When it comes to avoiding a DUI charge in Las Vegas, your best bet is, of course, to simply not drink and drive. However, if you do end up being pulled over by the police due to suspicion of drunk driving, you could end up in some serious hot water. Here’s what you need to know about Nevada DUI laws.

Signs the Police Look For

There are certain behaviors on the road that police look for when it comes to spotting drivers that might be operating their vehicle under the influence. Even if you’re not being accused of drinking while driving, here are signs to look out for as well.

• Making overly wide turns.
• Swerving between lanes or straddling the center line.
• Barely missed collisions with objects or people.
• Drifting or weaving from one lane to another.
• Ignoring turn lanes or driving off-road.
• Driving too slowly or too fast.
• Stopping for no reason on the road.
• Uneven or erratic braking.
• Tailgating or other aggressive driving.
• Driving on the wrong side of the road.
• Responding slowly to traffic signs or lights.
• Changing speed suddenly.
• Driving without headlights at night.

Know the Laws

First of all, you should be aware of the actual laws that you’re subject to if you’re driving within the city of Las Vegas or anywhere else in Nevada. For that, you need to know the legal limit when driving in Vegas. This is just a sampling of some of the most important laws you need to know; there are of course many more.

Like in other states, Nevada uses the Blood Alcohol Concentration metric for determining if you have been driving under the influence. A BAC of 0.08 percent or higher is considered over the legal limit in Nevada, and it’s also widely considered to be the threshold for impairment across the majority of US states.
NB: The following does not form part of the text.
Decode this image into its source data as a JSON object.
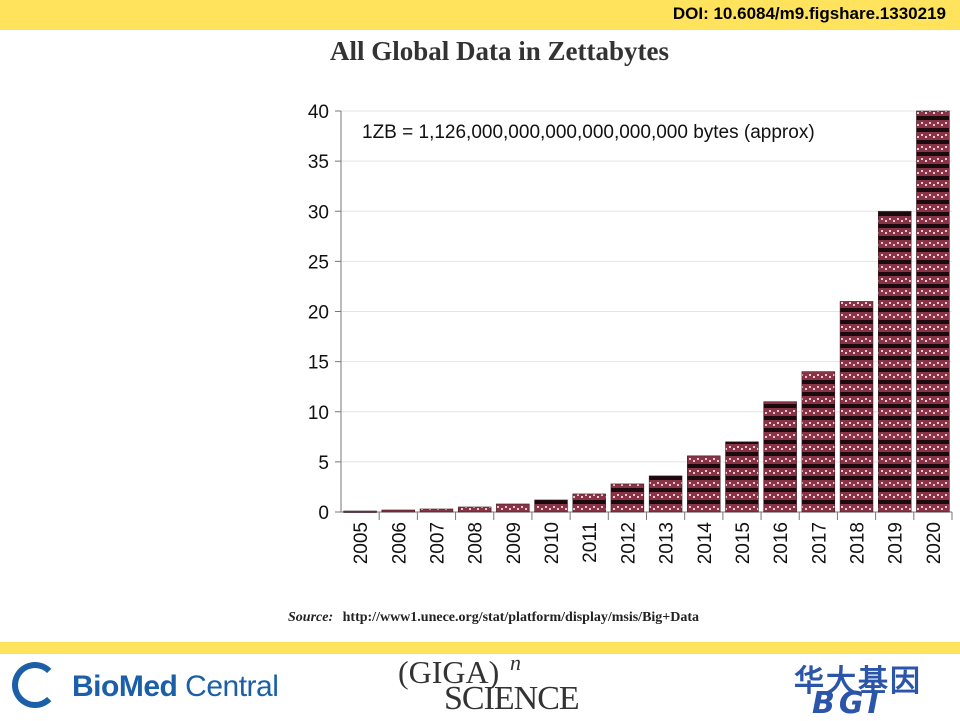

However, be aware that if you’re under the age of 21 or if you’re a commercial driver, the BAC threshold in Nevada is lower. Young drivers are in danger of being arrested for a DUI if their BAC is 0.02 percent or higher, while commercial drivers can only have a BAC of less than 0.04 percent to be under the legal limit.

Meanwhile, you’ll be in even more hot water if you refuse to take a breathalyzer test if you’re pulled over by the police for suspected drunk driving. There’s an implied consent law in Nevada, which means that if you get behind the wheel while drunk or high you’re implying consent to be tested – so if you refuse, you could be arrested on the spot.

Much like in other states, Nevada also has an “open container” law that makes it illegal to have opened alcoholic beverages anywhere within the car while it’s being driven. Passenger areas of limos, taxis and buses are exempt from this, as are living areas of RVs or motor homes.